When I called things off, I told him I didn’t want a relationship. Which is sort of true. My parents were high school sweethearts. Mom followed Dad to college, and they couldn’t afford law school and nursing school, so Mom worked while Dad finished. She supported him. When he was done it was supposed to be her turn, but by then I’d come around. Now Dad’s a big-shot lawyer in the city and Mom’s working a job with shitty hours. She finished nursing school last year after Dad moved. On her own. Mom’s told me their epic love story over the years, but I’ve read between the lines, and had front-row seats to the live production version. You put your dreams on hold for him and look what it got you. But when I told Logan I didn’t want a relationship, mostly I just panicked. I didn’t want a relationship with him and didn’t know how to say it.

It’s three minutes until the bell signals the start of my senior year, and I’m still donut-less and down a friend. For the record, I would never voluntarily show up last minute on the first day of school. I love camping out in the hallway, catching up on summer gossip, checking out the carefully chosen outfits. The hallways squeak with new shoes and the classrooms smell like fresh denim. If it were up to Logan, we’d always slide in just as the bell rang. He and I are opposites in almost every way. And it’s not that he’s this super-popular jock-musician and I’m some kind of social zero. He is—but I’m not. I’m not a cheerleader or a star athlete, but I’m nice to everybody.

When I was a kid, I had all my birthday parties on our private beach—back when we had a private beach—and I invited everyone in my class. Not because my parents made me—I just wanted them to like me. I’m easy to get along with and I think—even though I don’t have a beach house anymore—most people still like me. I don’t trash-talk and I’m not about drama. You’d be surprised how far that gets you in a small town. It helps that most of my friends are guys.

So Logan and I are on pretty even footing socially. We’re just different in every other imaginable way. With his sarcastic comments and sometimes painful brand of honesty, Logan’s one of those “love him or hate him” kind of people.
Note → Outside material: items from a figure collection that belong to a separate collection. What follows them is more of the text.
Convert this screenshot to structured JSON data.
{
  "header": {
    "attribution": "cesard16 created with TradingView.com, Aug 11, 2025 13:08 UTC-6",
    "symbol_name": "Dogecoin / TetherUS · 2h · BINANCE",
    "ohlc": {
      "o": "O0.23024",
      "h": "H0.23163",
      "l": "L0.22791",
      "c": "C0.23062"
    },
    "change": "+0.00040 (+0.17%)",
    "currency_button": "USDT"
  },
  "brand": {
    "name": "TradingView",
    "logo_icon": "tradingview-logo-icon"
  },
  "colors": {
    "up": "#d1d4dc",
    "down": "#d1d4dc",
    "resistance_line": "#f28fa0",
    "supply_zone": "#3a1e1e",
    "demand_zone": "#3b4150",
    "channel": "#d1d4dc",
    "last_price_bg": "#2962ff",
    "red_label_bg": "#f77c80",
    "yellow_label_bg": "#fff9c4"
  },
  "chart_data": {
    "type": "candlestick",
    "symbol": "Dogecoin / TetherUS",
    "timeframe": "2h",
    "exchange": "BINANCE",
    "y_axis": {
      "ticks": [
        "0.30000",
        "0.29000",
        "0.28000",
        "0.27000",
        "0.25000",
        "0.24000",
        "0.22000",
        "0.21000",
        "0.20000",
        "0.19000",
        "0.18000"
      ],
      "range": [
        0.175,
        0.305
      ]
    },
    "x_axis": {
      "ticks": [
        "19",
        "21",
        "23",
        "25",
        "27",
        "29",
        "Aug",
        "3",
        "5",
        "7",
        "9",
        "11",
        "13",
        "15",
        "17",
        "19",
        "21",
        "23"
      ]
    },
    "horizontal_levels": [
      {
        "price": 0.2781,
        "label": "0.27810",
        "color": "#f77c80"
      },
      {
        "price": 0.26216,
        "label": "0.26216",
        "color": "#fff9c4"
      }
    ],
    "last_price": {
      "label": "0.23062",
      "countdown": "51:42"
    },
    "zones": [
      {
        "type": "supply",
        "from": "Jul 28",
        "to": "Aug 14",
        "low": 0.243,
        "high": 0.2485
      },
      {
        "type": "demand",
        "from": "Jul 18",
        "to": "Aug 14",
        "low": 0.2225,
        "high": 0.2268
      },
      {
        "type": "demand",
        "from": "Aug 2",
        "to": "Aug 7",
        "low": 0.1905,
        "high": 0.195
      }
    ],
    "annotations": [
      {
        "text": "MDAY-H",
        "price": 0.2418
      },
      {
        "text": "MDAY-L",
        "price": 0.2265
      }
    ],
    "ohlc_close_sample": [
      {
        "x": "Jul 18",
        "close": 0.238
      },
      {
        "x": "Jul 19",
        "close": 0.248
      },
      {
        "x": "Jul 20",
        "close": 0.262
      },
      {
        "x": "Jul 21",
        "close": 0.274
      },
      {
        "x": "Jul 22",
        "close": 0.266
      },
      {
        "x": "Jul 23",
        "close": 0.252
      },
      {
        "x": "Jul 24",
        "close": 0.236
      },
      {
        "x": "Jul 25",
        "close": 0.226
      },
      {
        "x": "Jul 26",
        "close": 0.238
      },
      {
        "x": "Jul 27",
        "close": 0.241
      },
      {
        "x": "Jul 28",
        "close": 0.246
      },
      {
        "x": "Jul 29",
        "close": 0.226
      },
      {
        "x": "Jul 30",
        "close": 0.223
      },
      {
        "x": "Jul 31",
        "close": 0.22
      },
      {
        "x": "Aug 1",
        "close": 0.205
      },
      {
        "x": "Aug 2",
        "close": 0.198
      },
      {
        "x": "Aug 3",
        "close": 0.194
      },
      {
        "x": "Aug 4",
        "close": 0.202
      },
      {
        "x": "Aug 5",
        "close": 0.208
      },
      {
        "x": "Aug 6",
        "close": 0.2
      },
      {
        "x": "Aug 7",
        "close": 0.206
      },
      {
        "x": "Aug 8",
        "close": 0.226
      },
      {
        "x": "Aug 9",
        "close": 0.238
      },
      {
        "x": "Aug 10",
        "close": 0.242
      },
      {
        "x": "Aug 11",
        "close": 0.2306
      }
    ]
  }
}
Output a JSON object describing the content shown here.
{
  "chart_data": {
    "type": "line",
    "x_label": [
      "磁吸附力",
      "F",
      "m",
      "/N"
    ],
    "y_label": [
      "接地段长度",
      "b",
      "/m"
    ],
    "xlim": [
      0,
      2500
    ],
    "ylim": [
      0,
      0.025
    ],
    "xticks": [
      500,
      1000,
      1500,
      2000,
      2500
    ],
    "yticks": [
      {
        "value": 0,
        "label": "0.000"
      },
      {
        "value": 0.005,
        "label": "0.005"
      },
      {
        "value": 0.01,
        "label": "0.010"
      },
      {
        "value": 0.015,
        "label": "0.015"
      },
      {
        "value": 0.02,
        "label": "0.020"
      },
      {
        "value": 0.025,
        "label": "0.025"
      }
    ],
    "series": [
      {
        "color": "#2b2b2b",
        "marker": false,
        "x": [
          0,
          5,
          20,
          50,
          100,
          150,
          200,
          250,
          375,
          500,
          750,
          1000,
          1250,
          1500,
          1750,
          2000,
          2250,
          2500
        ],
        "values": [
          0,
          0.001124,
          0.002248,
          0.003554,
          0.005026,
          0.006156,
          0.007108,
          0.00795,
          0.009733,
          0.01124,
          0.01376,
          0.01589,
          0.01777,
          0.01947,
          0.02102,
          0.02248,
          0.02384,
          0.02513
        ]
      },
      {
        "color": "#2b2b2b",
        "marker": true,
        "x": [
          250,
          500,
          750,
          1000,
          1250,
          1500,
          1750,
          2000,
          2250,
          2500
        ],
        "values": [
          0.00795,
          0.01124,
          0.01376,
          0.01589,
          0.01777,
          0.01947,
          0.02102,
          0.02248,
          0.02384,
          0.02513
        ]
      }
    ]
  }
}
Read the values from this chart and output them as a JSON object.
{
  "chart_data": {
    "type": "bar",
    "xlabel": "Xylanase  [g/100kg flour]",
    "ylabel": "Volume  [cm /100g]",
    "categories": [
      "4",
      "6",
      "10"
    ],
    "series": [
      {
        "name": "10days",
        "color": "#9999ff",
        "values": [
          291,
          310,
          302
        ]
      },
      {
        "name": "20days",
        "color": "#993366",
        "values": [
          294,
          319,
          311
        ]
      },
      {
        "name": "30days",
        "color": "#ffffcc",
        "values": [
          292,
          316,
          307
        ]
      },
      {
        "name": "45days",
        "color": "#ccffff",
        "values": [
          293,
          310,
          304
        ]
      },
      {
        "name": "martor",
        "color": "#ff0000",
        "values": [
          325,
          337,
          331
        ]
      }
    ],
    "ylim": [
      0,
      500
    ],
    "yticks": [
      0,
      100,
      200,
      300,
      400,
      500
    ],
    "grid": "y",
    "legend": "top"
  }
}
The thing about Logan is that when he does let you in—when he chooses you—it feels amazing. Like one of those bumping electronic songs that makes your chest feel like it might explode, as the pitch goes higher and higher, threatening to shatter your car windows. We were sharing a bus seat in third grade when Logan chose me. And I’m sitting in first-period Calc, at 7:54 on the first day of my senior year, when he walks in. Finally, my nerves begin to settle—until I notice the giant box of donuts he’s holding in one hand.

On a scale of one to ten, I’d rate my anger a very respectable seven. The usual first day of school chatter is white noise around me. All I can focus on is the burning heat behind my eyes as I stare imaginary laser beams through the back of Logan’s head. I’d like to mentally decapitate him, because Donut Day is supposed to be our thing, and he promised me nothing would change.

With only seventy students in the entire senior class, the upper-level classes are always tiny, and Mr. Flanagan doesn’t even bother with a roll call. There are twelve of us, and after checking down the list of names and visually surveying each of us, he says just one name.